# Matthews no cam opinion



## Slade1998 (Jan 22, 2018)

I?m looking at a Matthews no cam htx 2016. Anyone have any opinions on it?


----------



## thoma2018 (Jan 16, 2018)

IMO I'd stick with the solo cam. I just find the draw smooth and i'm less concerned on how my arrow rests before release. But everyone has their own feel for bows. Shoot a couple of different ones and you'll know what works for you.


----------



## Whitebassfisher (May 4, 2007)

For hunting I think the most forgiving and quietest is best. It doesn't answer your question directly, but concern yourself with real world hunting situations over blazing speed. _Relatively_ heavy arrows and broad heads also, penetration is awesome. Murphy's law is always with bow hunters.


----------



## shallowminded14 (Jun 24, 2015)

I shot the no cam before I bought my Hoyt Carbon Spyder. I really liked the No Cam based upon the fact that it had the smoothest draw out of all the bows I shot. It has a forgiving brace height as well, however it is not fast at all. Shoot them all


----------



## lapesca67 (Apr 9, 2008)

Its the best all around bow on the market, in my opinion. I favor ease of use and accuracy over speed, b/c I used to shoot bows that could not touch 300 fps and still killed a bunch of animals. Shoot a few and pic the one that is most comfortable and easy for you to shoot. Just about any bow you buy today will be plenty fast regardless of what you are hunting.


----------



## Demtx (Oct 25, 2016)

*no cam*

Buddy shoots one(think it's NC htr?), and does well with it. It's plenty fast enough. I'm shooting my trusty old Switchback XT and if I do my job it'll do it's job. GL.


----------



## artofficial (Oct 3, 2005)

They are great bows. I'd go with a halon or triax though.

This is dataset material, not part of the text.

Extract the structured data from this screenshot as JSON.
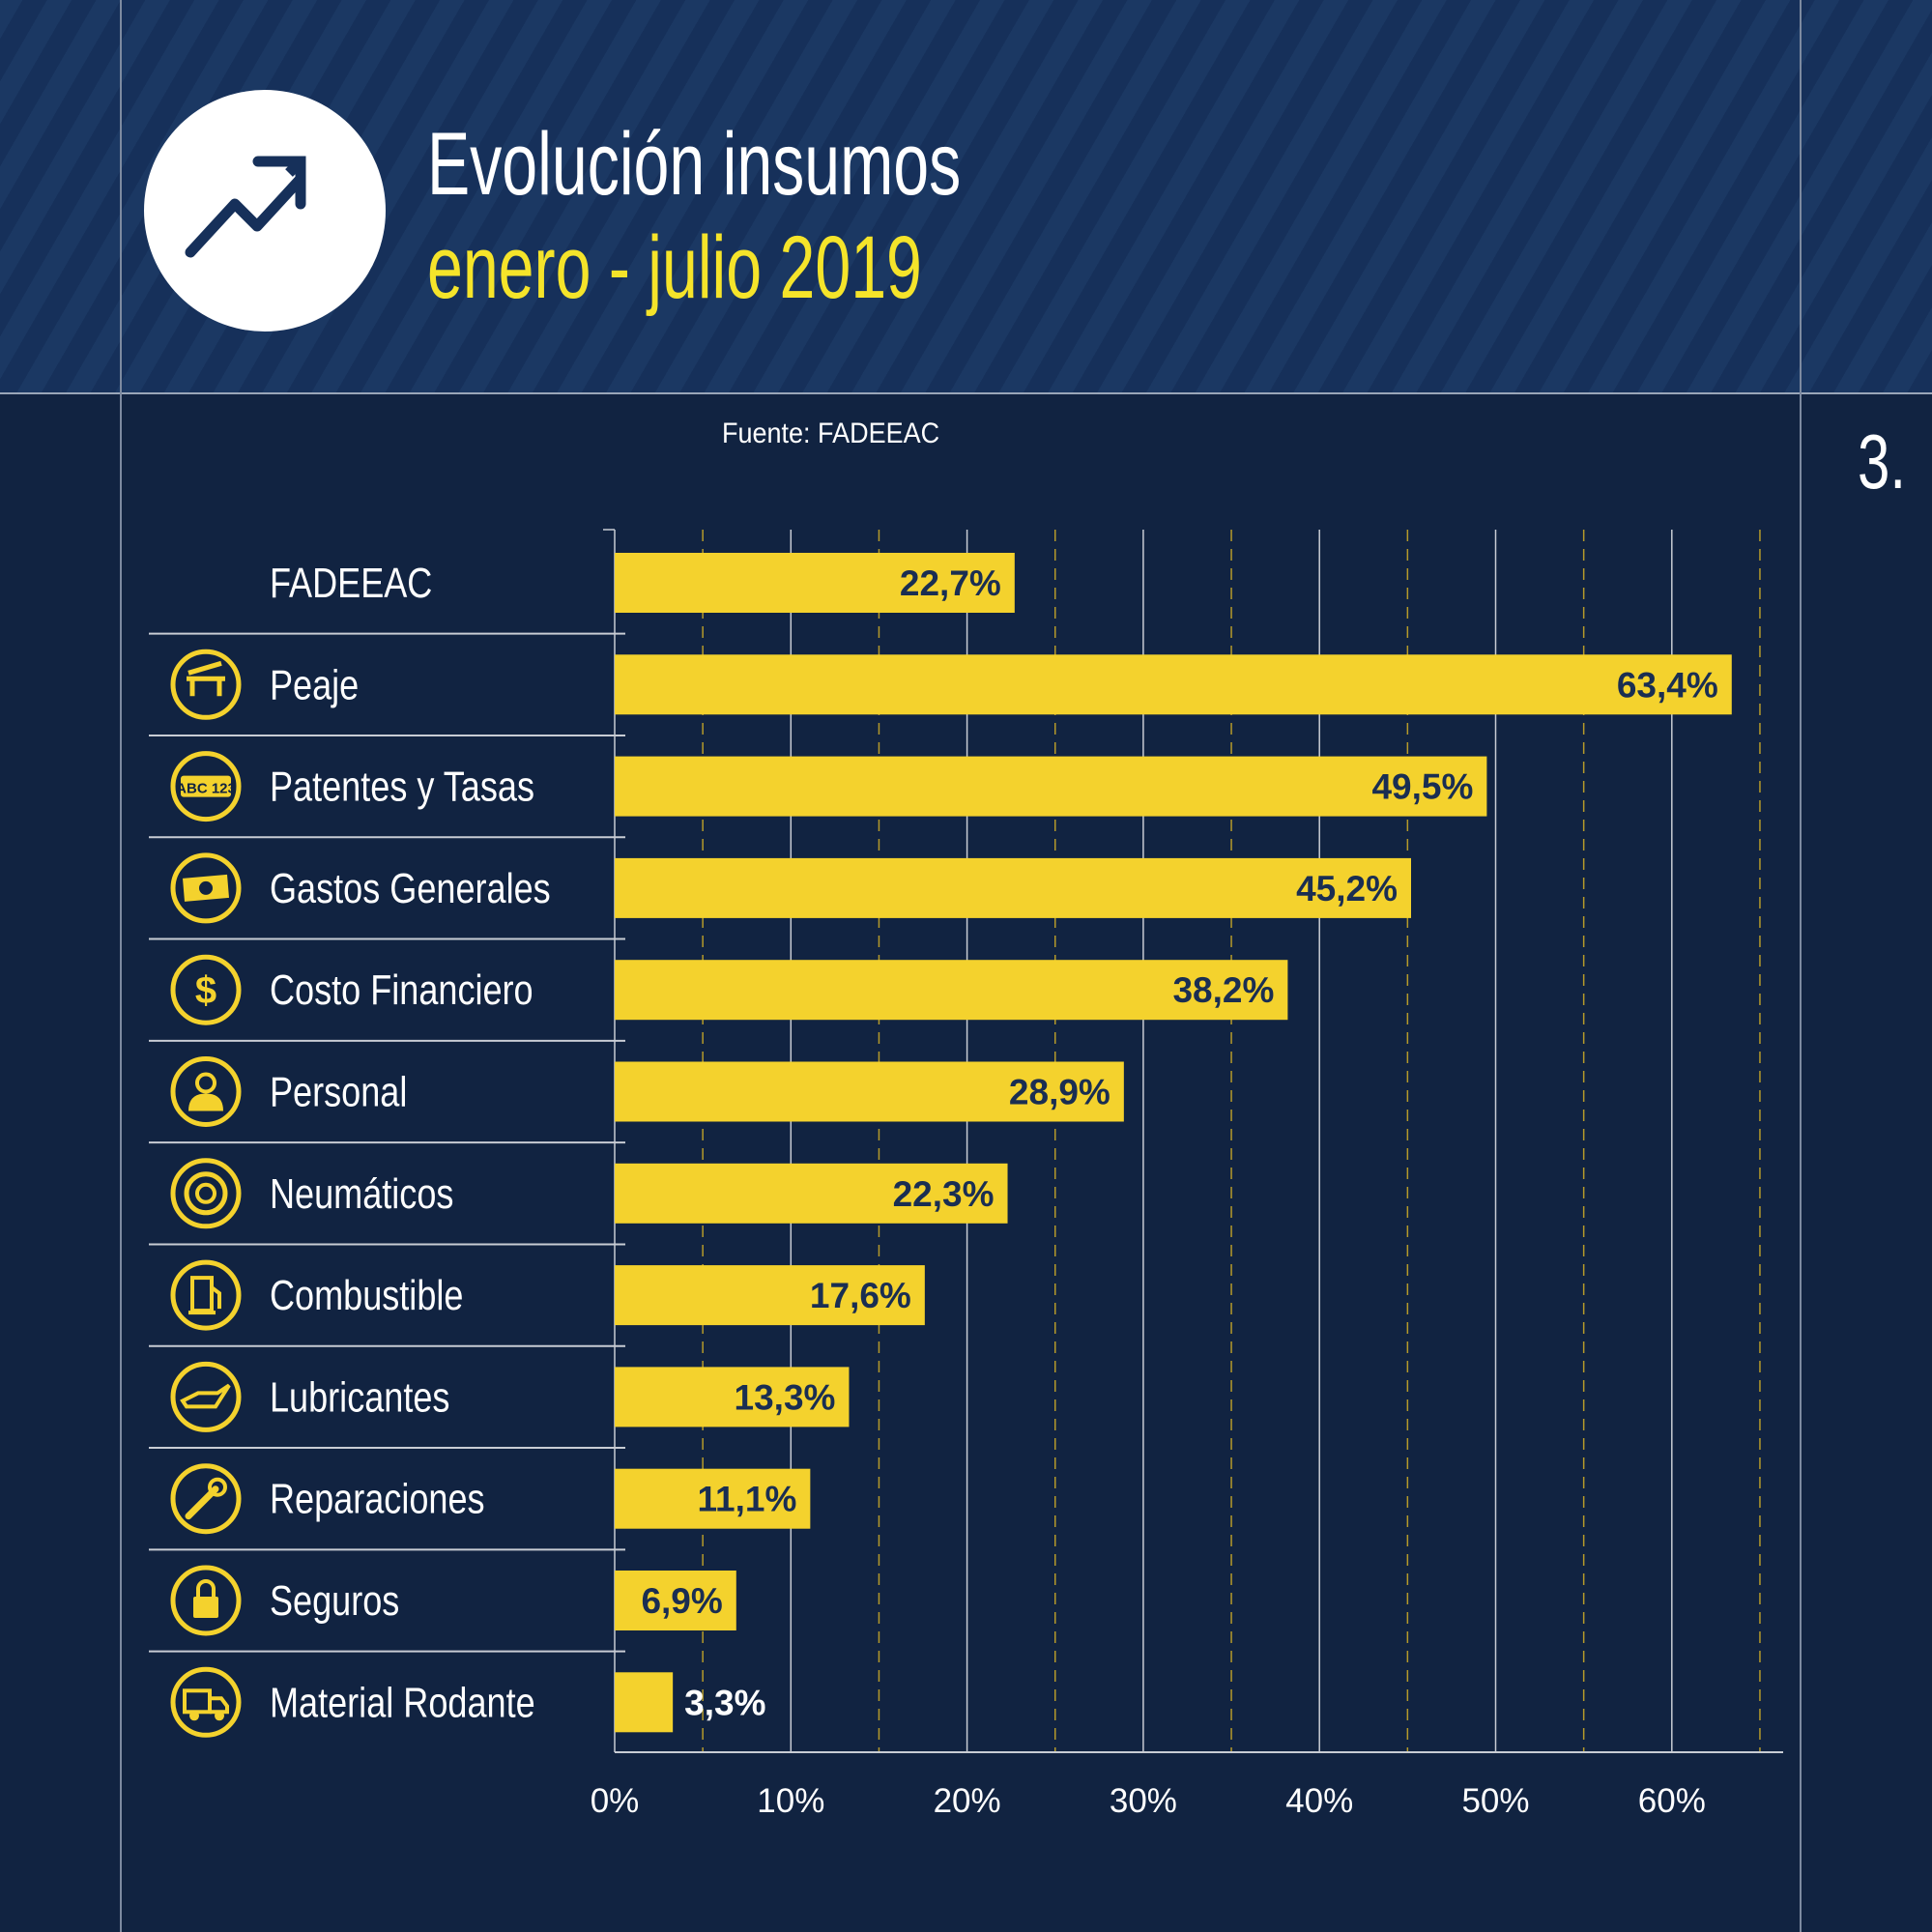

Shot lots of critters with the nocam!



















Sent from my iPhone using Tapatalk


----------



## topcat5 (Oct 12, 2007)

I shot the Matthews No Cam bow and really loved it. As I often do I messed around too long trying to make up my mind and by the time I went to buy the bow,the Triax came out. WOW am I glad that I missed out on the No Cam. Even though its an awesome bow, the Triax is just that much better. Of course that's just my opinion, but its backed up by me shooting both bows. Try all of them that you can, but you just may find that the Triax will satisfy all your needs.


----------



## Capt_Gilligan (Jun 8, 2016)

I shot the NO CAM bows several times and wasn’t decided until my hunting buddy bought one. 
The draw cycle was about as easy as it gets, it was pretty well balanced and felt good in hand. 
After seeing my buddy miss 5 deer with it from jumping string or ducking arrows (this isn’t a rookie bow hunter) I decided that it wasn’t as quiet as it seems and it’s too slow to hunt our very well educated deer.
I’d say shoot many bows and buy a Mathews Halon or Triax. I don’t own either one, but they are very forgiving, shoot pretty fast and are quiet. By far the best bows I’ve shot to have a solid combination of everything.


----------



## Rbrittstx (Nov 3, 2016)

*you cant go wrong with it*

_if its a good deal jump on it. Are there a couple of newer bows that may be a little faster or a little better but the no cam is a great bow. The bows in the last 5 years are better than most of the shooters who have them any way. I have the Halon 32 and love it but wouldn't hesitate to own a no cam mathews_


----------